2014-01-29 00:12:00 | 講義の余白から

 イナルコの「同時代思想」の採点は、結局昨晩中に終えることができず、今日(28日火曜日)の昼までかかってしまった。
 最終結果は以下の通り。23人の履修登録学生中受験者は16人。うち2名は白紙答案だったから、もちろん零点。この2つの答案を除いた14の答案の平均点は20点満点で12点。これはかなり高い方だ。合格最低点である10点以上を得たものが12名。つまり不合格は2名だけ。最高点は16.9点。第二位が15.4点。第三位が14.4点。この後14.3、14.1と僅差で続く。
 最高点を取った学生の答案は、おそらく時間をかけて準備した成果であろう、見事な小論文になっていた。立てた問いは、「我々が感情の在所なのか、あるいは世界それ自体が感情的なのか」。選んだテキストは、時枝誠記、井筒俊彦、大森荘蔵。問いは、一見して明らかなように、大森のテキストに直接関係するが、時枝における〈場面〉論、井筒における世界の〈分節化〉論と巧みに組み合わせて問題を展開し、大森哲学における独我論と天地有情論の矛盾を的確に指摘し、この矛盾解消には、世界に於ける〈内部〉を認めざるを得ないと結論づけている。
 第二位の答案は、九鬼周造、井筒俊彦、大森荘蔵をテキストとして選択。問いは、「世界の知覚と現出について現代日本の哲学者たちはどのようなアプローチを試みているか」。論述が解説的・羅列的になりかねない問いの立て方で、その点では高く評価できない。しかし、まず仏訳が素晴らしかった。三つのテキストともほぼ完璧。小論文の方は、それぞれの哲学者の問題点を要領よくまとめてあった。しかし、私が特に高く評価したのは、講義中は時間がなくて読めなかった箇所もちゃんと自分で読んだ上で、時枝の〈場面〉についてきわめて適確な理解を示し、そこから日本語文法の固有性と知覚の関係に説き及び、言語と知覚の不可分性を浮かび上がらせることに成功していることである。
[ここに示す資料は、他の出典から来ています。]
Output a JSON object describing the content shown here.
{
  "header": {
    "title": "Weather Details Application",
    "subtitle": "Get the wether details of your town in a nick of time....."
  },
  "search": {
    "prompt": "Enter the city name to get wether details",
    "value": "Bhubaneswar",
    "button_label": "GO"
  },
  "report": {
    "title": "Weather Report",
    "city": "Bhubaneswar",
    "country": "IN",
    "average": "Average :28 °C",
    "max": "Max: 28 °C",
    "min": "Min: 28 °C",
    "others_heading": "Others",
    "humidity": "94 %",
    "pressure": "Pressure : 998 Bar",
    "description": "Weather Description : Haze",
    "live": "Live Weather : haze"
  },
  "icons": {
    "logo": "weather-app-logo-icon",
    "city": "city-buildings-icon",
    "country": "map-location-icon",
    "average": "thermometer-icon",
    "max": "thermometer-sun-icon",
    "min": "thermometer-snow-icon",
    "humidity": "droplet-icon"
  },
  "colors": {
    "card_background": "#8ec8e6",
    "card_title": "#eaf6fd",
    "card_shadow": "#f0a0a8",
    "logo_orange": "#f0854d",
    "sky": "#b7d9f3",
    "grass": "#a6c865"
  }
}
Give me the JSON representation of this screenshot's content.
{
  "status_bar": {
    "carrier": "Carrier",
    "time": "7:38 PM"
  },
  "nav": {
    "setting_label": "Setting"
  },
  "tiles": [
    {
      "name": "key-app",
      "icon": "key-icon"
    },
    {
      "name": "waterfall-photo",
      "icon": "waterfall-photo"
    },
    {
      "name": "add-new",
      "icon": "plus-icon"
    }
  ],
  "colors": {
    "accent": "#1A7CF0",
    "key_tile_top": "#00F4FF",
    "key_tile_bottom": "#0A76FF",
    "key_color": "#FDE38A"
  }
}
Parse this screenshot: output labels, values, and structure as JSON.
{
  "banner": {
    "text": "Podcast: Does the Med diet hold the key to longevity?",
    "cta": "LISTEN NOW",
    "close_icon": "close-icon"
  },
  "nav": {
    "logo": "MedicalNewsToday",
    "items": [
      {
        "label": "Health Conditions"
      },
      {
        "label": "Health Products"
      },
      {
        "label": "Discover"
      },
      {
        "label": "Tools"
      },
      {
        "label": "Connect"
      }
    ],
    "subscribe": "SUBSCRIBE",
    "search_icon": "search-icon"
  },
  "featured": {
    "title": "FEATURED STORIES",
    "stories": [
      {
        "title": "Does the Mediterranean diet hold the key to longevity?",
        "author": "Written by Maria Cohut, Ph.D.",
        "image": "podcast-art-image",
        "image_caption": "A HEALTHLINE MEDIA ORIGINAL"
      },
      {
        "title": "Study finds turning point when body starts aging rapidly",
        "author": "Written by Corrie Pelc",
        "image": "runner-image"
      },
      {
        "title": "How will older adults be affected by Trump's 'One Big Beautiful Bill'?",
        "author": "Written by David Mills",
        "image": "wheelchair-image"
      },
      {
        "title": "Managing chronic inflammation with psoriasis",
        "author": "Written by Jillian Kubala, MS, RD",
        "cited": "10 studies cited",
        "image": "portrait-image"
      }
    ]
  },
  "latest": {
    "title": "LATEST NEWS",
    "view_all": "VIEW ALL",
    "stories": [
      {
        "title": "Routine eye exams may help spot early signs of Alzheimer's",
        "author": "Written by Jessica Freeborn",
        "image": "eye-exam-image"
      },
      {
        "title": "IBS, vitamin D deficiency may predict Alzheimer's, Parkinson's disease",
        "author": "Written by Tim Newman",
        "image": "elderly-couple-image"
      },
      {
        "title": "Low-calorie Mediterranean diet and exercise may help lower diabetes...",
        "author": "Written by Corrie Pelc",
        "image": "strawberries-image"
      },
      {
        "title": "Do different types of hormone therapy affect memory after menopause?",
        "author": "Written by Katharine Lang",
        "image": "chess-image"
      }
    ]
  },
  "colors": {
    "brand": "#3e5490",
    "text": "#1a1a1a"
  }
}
 第三位の答案は、田辺元のテキストを仏訳に選んだ唯一の答案。他二つは、丸山眞男と和辻哲郎。問いは、「個人は国家によって構成されたのではない固有性を持つことができるか」。まず田辺のテキストを選んだ「勇気」を讃えたい。とはいえ、訳は、やはり難しかったようで、六割くらいしかちゃんと訳せていなかった。しかし、小論文の中で、田辺が種の論理において、種としての〈民族〉を還元不可能な実体として、〈類〉と〈個〉とに対して特権的位置を与えてしまうという誤謬に陥っていることをちゃんと指摘してあったから、授業での私の説明はよく理解してることがわかった。国家に対して個人の還元不可能な固有性を認めうるかという問題を、今日の問題としてフランスと日本を比較しつつ論じ、個人の国家への創造的な働きかけの可能性を認めることをその結論として論文を閉じている。
 その他の答案も、与えられたテキストを読み込みながら、自分で立てた問に取り組んでおり、講義の内容をなんとか理解しようという姿勢がそこから伝わってきて、嬉しく思った。中には、プラトン、スピノザ、カント、ショーペンハウアー、バシュラール、サルトルなどを引用しながら、問題と格闘しているのもあったし、中国古代の思想家を比較の対象に引っ張り出してきたのもあったが、このように「店を広げる」と自分で収拾がつかなくなってしまいがちである。しかし、それはそれで読んでいて微笑ましかった。
 これで第一セッションに関連する作業はすべて終了。今回受験しなかった学生と落とされた学生たちのための第二セッションが六月にある。それまで「同時代思想」とはしばらくお別れである。